Joëlle Tuerlinckx presented her opera-lecture «THAT’S IT!» (+ 3 Free Minutes) at Tate Modern on 4 and 5 April 2014. The piece was developed from the intersection of the artist’s visual and text-based studio archive with a sound archive she had accumulated in collaboration with artist Christoph Fink. A series of multi-lingual texts were played from recordings and read aloud live, alongside a musical score composed by Fink and accompanied by Valentijn Goethals. The result was what Tuerlinckx termed a ‘theatre-laboratory’, with herself as the self-styled chemist.1
Tuerlinckx had selected peers and friends to perform scored movements on stage, involving screens, sheets and objects, and to provide voiceovers of selected texts in different languages, from the lectern at the side of the stage. Her visual archive – consisting of photographs of recognisable people, sketches of objects and scans of press cuttings kept on her computer – was projected onto the central screen, as well as onto secondary side screens, which were created when performers walked across the stage with sheets.
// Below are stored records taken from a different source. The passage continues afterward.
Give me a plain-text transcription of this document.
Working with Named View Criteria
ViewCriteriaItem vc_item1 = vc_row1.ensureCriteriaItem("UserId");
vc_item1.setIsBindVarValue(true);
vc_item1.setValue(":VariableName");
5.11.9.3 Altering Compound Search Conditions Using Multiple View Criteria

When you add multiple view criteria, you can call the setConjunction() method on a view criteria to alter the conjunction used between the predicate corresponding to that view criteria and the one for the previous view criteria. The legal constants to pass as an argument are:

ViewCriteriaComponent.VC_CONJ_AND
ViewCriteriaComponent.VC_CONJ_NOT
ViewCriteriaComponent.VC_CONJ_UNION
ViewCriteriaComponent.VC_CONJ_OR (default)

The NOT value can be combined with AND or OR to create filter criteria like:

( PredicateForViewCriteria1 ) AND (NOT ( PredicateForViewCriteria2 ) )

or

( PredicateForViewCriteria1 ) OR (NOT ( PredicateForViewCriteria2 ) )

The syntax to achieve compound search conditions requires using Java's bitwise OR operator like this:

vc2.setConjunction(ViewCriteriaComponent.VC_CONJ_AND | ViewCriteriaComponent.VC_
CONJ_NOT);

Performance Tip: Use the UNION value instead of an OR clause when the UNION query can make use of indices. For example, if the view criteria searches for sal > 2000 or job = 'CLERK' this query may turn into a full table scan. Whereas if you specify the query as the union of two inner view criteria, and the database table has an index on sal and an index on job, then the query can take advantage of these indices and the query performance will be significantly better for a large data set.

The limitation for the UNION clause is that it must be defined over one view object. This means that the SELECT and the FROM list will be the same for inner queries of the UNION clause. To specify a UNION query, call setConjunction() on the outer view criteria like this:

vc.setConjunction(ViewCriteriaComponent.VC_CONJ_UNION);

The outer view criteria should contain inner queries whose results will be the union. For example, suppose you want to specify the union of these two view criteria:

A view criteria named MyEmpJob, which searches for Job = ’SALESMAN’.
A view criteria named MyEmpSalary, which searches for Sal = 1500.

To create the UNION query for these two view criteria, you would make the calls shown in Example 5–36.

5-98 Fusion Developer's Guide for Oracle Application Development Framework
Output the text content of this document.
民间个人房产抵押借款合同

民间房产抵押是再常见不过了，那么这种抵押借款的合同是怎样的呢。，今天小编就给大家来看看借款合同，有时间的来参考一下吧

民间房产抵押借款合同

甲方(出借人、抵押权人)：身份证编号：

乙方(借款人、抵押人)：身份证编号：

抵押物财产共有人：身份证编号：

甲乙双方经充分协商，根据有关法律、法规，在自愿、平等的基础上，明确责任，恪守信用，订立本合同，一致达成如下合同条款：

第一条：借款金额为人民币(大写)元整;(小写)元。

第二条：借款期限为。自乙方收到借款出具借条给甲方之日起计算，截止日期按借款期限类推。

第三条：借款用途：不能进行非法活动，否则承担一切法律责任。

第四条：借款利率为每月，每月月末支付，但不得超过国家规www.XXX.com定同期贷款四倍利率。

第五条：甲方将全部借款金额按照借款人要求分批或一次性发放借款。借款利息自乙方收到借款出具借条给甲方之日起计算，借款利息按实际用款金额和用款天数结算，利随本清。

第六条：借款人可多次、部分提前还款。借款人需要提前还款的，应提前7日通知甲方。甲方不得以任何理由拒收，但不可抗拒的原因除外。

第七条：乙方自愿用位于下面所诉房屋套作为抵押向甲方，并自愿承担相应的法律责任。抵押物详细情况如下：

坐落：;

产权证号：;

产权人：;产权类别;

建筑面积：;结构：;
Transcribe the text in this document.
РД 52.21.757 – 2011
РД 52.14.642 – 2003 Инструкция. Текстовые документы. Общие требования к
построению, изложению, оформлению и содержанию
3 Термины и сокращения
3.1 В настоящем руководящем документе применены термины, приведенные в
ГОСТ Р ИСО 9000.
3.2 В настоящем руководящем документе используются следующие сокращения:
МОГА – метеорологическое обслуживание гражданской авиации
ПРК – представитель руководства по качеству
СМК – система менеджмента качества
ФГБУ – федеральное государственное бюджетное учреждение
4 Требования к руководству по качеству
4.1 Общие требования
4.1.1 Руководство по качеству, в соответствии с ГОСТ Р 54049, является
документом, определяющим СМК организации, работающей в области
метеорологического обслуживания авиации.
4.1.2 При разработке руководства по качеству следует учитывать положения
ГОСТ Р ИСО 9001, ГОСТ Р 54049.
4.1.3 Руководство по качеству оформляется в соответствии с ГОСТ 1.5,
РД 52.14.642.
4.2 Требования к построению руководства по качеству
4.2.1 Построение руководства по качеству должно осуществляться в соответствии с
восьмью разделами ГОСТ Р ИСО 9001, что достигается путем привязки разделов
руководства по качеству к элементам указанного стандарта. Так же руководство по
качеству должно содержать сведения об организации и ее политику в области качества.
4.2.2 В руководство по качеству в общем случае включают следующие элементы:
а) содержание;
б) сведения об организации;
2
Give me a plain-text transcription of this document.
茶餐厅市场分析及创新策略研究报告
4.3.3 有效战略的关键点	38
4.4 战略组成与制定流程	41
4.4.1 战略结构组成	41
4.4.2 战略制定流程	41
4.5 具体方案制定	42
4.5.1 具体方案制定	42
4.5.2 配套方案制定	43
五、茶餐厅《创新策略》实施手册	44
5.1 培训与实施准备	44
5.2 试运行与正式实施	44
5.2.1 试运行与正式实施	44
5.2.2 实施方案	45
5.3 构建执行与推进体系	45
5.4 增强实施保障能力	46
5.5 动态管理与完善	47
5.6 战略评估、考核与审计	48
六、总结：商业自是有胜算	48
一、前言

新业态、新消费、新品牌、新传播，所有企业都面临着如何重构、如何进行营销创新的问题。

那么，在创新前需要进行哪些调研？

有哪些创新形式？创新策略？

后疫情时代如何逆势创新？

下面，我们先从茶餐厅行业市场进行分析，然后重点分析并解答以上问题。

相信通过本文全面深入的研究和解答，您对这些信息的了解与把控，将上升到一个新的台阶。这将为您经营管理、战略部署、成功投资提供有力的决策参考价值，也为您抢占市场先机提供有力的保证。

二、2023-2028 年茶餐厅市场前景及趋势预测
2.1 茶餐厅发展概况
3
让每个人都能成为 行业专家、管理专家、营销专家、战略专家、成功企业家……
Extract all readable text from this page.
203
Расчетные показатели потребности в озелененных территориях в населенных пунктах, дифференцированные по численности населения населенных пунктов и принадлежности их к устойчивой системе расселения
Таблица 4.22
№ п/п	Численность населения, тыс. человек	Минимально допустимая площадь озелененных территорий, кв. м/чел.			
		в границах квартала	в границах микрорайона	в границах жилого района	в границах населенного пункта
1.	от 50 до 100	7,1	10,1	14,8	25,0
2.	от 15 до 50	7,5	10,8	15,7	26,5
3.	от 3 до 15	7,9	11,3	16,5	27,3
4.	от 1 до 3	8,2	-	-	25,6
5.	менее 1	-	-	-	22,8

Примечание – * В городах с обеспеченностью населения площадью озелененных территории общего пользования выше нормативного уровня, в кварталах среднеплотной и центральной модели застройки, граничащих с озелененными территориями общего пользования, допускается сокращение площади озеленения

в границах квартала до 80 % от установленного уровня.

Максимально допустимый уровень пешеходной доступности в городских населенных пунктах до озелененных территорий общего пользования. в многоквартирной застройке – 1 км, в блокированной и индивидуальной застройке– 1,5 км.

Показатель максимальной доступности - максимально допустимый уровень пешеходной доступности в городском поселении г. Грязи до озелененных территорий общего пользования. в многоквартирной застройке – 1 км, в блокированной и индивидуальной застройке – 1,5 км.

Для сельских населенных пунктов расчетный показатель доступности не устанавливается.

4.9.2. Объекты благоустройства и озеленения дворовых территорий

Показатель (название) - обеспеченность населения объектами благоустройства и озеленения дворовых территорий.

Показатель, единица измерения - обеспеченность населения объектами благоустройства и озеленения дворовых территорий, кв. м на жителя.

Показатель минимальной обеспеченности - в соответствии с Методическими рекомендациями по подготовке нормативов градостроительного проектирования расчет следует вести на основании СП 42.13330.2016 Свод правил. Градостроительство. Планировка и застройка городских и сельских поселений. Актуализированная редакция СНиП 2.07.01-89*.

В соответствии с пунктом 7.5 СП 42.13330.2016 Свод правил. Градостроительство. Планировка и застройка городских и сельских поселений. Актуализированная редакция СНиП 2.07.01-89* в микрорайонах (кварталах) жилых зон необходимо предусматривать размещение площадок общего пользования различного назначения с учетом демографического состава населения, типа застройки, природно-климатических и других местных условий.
Tuerlinckx manipulated the images by moving the projectors, while in the first rows of the auditorium the audio-visual equipment, including mixers and a number of computers controlling all the digital elements, remained visible throughout. Although the artist was not present on the stage, Tuerlinckx guided the audience through her digital archive, opening and closing folders, files and documents on the computer, which was then projected onto the screen. Tuerlinckx has referred to this action as ‘monstration’, meaning the act of showing the public the structures and stratifications of her archive.2 The soundscapes created and the dance-like movements of her participants constituted the ‘opera’ element of the work, with Tuerlinckx’s ‘monstrations’ comprising the ‘lecture’.
«THAT’S IT!» (+ 3 Free Minutes) created a multi-layered representation of a digital archive. Tuerlinckx played with depth and flatness by overlaying multiple images, actions, sounds and spoken language. While the artist’s explication added texture to the images displayed and the actions of the performers made the usually flat screen three-dimensional, the projection nonetheless remained flat, as other parts of the stage were obscured when bodies or smaller screens got in the way. Tuerlinckx has also said that this performance explored the spatialisation of her own brain; by acting as a guide through an archive she had accumulated throughout her practice, Tuerlinckx exposed her own way of thinking and interpreting the images and sounds. As Tuerlinckx has commented «THAT’S IT!» (+ 3 Free Minutes) created a space for the interaction of bodies, objects and spaces with sounds, lights and images, opening up the possibility for a multiplicity of readings from a single archive.3
«THAT’S IT!» (+ 3 Free Minutes) was performed as part of a tour commissioned by Corpus, a curatorial consortium comprising, among others: If I Can’t Dance, I Don’t Want To Be Part Of Your Revolution (Amsterdam), Playground Festival (Leuven) and Tate Modern. The network formed in order to commission and encourage performance. The Tate iteration of «THAT’S IT!» (+ 3 Free Minutes) marked the first formal presentation of the piece to an audience, and was followed by subsequent versions in Amsterdam and Leuven. The Starr Auditorium at Tate Modern, which has a lectern as well as raked seating and a raised stage, gestured to both an educational and theatrical context. This dual function paralleled the double address of Tuerlinckx’s performance.